Jean Rabe, amer, traîne sa misère. Certains jours, même les deux sous nécessaires pour s'installer prendre un café au chaud lui manquent. Il vit d'aumône, profite de ses copains pour trouver un canapé où dormir. de temps en temps il travaille mais son manque de persévérance le replonge ensuite dans cette misère indécollable, bien vivante et tenace. Son luxe est de louer une chambre « de bas hôtel » pour une ou deux nuits et ainsi, pour quelques heures, se mettre en marge de l'existence.
L'auteur, avec des mots appropriés, donne vie et force à cette misère.

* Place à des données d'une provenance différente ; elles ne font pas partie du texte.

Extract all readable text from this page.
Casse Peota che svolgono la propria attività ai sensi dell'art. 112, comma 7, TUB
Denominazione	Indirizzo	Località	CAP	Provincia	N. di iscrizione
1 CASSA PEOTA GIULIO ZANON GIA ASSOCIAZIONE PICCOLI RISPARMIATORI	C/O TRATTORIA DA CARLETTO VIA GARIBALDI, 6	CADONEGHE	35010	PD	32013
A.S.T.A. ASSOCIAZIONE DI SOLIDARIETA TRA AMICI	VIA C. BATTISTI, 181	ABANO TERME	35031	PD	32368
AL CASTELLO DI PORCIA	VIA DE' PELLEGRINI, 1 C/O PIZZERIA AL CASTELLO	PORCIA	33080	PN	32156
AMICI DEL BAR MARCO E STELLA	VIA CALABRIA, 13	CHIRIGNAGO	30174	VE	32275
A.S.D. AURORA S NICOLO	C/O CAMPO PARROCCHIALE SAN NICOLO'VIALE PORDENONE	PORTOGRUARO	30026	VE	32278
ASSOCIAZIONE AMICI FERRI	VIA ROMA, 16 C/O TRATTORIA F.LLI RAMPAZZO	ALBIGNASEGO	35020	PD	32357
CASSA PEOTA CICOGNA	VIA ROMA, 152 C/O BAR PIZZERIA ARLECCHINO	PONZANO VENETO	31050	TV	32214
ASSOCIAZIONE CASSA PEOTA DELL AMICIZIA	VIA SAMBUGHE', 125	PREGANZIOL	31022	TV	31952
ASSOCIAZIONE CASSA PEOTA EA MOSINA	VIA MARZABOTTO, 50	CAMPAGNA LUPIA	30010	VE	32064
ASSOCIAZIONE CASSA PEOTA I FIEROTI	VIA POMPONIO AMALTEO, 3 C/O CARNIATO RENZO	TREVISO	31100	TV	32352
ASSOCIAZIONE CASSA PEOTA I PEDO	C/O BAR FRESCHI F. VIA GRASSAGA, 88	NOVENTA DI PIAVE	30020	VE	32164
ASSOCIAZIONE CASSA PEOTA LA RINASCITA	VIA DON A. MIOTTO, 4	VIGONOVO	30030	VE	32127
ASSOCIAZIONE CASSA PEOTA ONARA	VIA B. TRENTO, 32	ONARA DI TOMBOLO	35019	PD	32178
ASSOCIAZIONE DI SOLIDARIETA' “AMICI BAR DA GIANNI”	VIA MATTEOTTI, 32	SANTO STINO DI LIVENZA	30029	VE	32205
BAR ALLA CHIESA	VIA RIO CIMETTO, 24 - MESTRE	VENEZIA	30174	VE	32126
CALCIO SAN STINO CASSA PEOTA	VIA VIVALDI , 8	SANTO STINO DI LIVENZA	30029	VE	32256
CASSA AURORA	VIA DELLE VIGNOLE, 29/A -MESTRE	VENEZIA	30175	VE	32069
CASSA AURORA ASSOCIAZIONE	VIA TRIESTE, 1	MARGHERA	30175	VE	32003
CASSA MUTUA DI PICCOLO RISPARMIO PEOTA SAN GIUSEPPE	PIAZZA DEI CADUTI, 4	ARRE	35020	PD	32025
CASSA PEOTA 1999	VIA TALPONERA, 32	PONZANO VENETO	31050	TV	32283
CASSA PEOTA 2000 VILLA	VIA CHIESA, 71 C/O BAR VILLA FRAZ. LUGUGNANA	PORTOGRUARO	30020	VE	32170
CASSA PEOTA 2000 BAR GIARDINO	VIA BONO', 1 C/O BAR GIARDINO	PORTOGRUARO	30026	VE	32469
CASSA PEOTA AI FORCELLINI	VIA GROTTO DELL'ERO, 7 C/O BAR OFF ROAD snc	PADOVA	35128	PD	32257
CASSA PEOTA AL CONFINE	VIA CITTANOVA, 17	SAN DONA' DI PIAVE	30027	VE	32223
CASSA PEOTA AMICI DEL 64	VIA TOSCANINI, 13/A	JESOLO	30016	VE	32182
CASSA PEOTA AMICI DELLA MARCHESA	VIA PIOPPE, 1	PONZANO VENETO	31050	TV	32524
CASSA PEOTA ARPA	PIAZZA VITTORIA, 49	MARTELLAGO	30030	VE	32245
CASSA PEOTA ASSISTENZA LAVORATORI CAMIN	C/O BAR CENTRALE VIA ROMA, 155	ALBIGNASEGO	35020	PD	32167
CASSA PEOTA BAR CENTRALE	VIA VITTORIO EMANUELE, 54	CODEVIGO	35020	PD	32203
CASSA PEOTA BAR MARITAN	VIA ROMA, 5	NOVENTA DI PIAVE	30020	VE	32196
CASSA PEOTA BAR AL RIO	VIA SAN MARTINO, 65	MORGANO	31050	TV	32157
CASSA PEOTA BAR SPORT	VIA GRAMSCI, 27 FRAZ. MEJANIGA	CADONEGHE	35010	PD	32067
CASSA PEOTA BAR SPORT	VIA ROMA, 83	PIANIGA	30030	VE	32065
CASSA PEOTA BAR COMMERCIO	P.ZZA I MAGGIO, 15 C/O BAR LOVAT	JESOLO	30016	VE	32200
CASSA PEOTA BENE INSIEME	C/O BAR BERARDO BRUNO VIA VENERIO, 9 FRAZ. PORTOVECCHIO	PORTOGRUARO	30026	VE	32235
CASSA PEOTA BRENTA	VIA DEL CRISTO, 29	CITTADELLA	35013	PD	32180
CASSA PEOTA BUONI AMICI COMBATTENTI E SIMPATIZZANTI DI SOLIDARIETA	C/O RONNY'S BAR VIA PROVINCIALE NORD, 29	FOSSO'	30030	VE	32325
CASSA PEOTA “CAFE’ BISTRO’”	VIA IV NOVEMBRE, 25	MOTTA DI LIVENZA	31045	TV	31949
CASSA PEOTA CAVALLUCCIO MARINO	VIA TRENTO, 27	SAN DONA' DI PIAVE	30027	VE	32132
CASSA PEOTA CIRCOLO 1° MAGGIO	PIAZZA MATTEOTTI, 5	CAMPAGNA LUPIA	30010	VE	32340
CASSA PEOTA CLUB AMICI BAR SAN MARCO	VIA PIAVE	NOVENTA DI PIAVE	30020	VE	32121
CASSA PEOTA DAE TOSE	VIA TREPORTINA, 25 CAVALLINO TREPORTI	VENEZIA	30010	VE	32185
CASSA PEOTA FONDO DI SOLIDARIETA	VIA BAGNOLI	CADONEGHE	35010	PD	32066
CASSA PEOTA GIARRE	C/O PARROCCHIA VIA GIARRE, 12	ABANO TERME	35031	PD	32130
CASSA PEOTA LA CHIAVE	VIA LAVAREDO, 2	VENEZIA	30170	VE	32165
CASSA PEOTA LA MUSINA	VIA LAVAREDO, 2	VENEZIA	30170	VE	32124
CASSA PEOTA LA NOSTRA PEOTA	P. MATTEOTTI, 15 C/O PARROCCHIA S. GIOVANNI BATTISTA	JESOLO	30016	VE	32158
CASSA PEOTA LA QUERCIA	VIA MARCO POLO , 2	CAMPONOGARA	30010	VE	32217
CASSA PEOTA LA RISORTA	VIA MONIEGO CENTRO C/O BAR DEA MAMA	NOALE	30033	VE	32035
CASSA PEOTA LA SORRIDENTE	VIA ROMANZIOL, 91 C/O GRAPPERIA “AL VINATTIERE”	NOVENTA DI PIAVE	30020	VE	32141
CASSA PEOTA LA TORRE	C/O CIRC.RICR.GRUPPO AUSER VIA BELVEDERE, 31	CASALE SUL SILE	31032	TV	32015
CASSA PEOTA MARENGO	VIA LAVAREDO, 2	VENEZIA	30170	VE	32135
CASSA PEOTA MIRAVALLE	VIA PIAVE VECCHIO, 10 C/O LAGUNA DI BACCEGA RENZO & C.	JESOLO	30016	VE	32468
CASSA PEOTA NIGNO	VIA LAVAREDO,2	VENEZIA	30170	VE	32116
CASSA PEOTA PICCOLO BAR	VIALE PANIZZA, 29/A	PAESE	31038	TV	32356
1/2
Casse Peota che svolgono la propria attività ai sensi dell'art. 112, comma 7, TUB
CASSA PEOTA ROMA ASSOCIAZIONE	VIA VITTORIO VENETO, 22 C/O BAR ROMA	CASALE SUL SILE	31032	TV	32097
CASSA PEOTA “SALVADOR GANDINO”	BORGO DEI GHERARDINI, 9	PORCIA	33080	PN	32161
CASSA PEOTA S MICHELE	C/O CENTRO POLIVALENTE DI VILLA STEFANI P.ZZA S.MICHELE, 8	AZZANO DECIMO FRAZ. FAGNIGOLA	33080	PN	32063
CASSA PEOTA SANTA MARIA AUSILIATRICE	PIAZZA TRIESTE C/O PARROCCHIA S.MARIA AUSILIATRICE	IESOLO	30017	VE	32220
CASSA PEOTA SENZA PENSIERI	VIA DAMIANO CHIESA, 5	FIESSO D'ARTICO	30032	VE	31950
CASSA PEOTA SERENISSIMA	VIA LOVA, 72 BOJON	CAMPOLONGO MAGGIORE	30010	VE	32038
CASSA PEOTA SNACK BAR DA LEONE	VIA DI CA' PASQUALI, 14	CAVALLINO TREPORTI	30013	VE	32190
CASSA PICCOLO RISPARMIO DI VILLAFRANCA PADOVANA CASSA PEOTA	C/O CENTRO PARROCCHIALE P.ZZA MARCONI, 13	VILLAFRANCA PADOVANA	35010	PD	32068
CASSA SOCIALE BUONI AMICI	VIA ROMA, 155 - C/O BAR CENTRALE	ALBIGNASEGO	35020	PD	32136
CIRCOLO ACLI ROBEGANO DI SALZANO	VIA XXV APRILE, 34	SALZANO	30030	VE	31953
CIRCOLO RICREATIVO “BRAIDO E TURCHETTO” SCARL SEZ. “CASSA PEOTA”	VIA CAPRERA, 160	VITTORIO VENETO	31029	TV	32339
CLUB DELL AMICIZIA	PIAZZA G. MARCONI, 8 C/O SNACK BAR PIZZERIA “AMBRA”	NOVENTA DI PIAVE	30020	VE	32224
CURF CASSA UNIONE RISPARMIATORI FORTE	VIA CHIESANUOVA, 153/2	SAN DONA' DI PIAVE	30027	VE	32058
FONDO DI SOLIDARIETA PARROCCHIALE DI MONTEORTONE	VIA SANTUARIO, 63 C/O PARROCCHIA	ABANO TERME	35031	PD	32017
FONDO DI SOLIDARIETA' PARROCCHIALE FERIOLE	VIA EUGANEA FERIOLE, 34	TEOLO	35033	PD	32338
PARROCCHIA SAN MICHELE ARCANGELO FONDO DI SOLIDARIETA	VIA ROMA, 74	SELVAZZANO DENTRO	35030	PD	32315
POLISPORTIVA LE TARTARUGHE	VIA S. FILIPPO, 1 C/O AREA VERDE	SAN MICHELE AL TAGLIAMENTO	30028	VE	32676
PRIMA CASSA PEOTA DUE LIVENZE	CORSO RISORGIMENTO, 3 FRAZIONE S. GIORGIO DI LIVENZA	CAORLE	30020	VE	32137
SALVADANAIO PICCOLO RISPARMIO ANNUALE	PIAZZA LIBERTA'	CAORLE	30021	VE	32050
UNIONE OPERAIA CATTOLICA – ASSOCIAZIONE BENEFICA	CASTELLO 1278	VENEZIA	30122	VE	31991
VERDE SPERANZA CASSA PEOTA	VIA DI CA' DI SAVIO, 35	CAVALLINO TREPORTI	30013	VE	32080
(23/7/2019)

Cette nuit, Jean Rabe, le chapeau enneigé, entre dans le cabaret le Lapin Agile, sur la Butte Montmartre. Débute alors la première partie en forme de huis clos de ce roman hivernal. Frédéric, le patron, avec son pas traînant, lui offre les boissons qu'il ne peut pas se payer, une tartine de rillettes savourée par celui qui a faim. Jean profite alors d'une salle à l'image de sa misère ; un petit feu flamboie, des souris s'y promènent.
Arrive alors Michel Kraus, un peintre allemand dont les tableaux lui révèlent des scènes de crime. Ils sont bientôt rejoints par le soldat, déserteur de retour du Maroc. Chacun raconte son histoire autour de quelques tournées. C'est alors qu'arrive Nelly, elle ne ressemble pas beaucoup à Michèle Morgan choisie dans la version adaptée au cinéma : grande blonde pâle, assez gentille, une figure fripée par la misère, l'amour, l'insomnie, et des embarras gastriques causés par l'abus de la charcuterie, des oeufs durs et de l'alcool. Elle est vêtue de loques prétentieuses. Pourtant elle va devenir l'héroïne du drame. Isabel, un boucher, échappé d'une échauffourée, vient se réfugier avec eux et complète le tableau.
Au petit matin, les voici qui quittent les lieux, chacun retournant à son destin.
La seconde partie de ce roman décrira le devenir de nos quatre compères d'un soir et de Nelly bien sûr.

La neige, le froid sont omniprésents. Les descriptions sont aussi riches que les personnages sont miséreux. On perçoit la lumière, tantôt à travers une fenêtre, tantôt celle d'une bougie ou d'une lampe à essence, les ombres sont là, aussi. Les odeurs nous prennent à la gorge. On imagine sans peine l'atmosphère enfumée et emplie de vapeurs d'alcool du cabaret et celle, écoeurante, de l'abattoir dans lequel oeuvre le boucher.
Nous sommes ici dans un roman noir, les personnages sont tourmentés, l'introspection les mène au désespoir ou à la réussite.
Un peu déstabilisante la manière dont Pierre Mac Orlan décide de qui peut vivre. Il semble admirer ceux qui sont prêts à vraiment tout pour s'en sortir et cautionner les plus viles bassesses.
Je trouve un peu dommage d'avoir utilisé une image du film avec Jean Gabin (fort belle au demeurant !) en guise de couverture car l'on ne retrouve pas dans l'adaptation cinématographique grand-chose du roman hormis sa noirceur.
Bien qu'aimant habituellement les romans d'ambiance, celui-ci, malgré quelques passages très immersifs, ne me laissera pas un souvenir impérissable.